Some people do seem to want proof book style album pages, where they can get all the keepers in a nice book, rather than sliding the prints into a cheap photo album. Of course, you could do a combination but it's up to you.

I've seen some photographers charge by the image, but most seem to charge by the page (side). Usually a base charge (or say 20 sides) plus XX$ per additional side...$20, $40, $75 each etc.

The big money making techneque for wedding albums, is 'pre-designing'. Basically, you start by selling them a certain number of pages (say 40 sides), this is part of your price/package from the start...but you tell them that you will design more and they can add them for XX per page. So after the wedding is done and paid for, you design the album, but with 80 pages instead of 40...and tell them that they can pick their favorite 40 for the price they have already paid...or they can add more (at a cost). The photographers who are good at album design (or having them designed) are finding than many clients spend a lot of extra money for those extra pages...often, they don't cut any and just pay for all the extra pages. That is a lot of extra income. Some might think this is a shady practice...but the key is to be upfront about this to the clients, right from the start.
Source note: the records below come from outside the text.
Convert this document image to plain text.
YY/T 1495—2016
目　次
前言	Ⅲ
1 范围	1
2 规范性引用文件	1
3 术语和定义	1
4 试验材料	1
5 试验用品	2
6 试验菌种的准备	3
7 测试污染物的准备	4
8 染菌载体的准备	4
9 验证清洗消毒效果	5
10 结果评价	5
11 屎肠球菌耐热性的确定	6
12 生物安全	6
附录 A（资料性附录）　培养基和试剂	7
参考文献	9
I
Anyway, what do you consider "lower-mid range"? Pro quality albums will probably cost you several hundred dollars...but there are plenty of options that affect the price. Most of the pro album companies don't make their prices public, you have to sign up (as a pro photographer) before they will show you a price list.

There are a few posts around here with a list of links for album companies to check out.
 
This is exactly what we do. We design for 40 pages, they have to pick 20 pages(40 sides). Most often they keep all 40, if not close to it. This increases the price of the book a lot. we charge $50 extra per page.
 
Good to hear 20-40 is normal. I figured it was something like 20 was normal, and that 100 was a bit crazy. :)

I dont suppose anyone here knows of any great tutorials for designing traditional wedding albums? Including the proper order of pictures from ceremony to reception, and formal and group shots. Also how to put together an album, each page.

I was thinking something like $75 for a lower end album for those that are on a budget. $150 for medium, and everything else high end.
 
It's pretty hard to get a good quality album for $150, including prints, unless you are looking for coffee table, sort of soft bound pages (something like what you would see in a magazine)

From my experience (many many feedback from couples) find that albums feel like a 'wedding album' when its sorta off the charts, a big album, hard bound and thick pages. They like it when it looks grand, a once in a lifetime album that they usually will not get for any other reason (it would seem less suitable, though i am sure there are, to have a 12x15 or bigger album for stuff like family portraits etc)

No doubt many coffee table books look nice and have worked for many photographers, but nothing beats it when u plunk down a huge, grand looking album in front of them.

Just my .02 :D

jlykins gave an amazing idea :D design more.. usually when u put it right in front of them, beautifully designed, it's hard for them to turn it down.
 
100 is DEFINITELY too many. We're in the 20-40 range as well. With 100 you're missing the entire point of having the album. The album is supposed to be a way to get your favorite pictures in a nice design. Plus when you're showing off your wedding photos to your friends in an album they don't have so sit through an hour of looking at all your wedding pictures.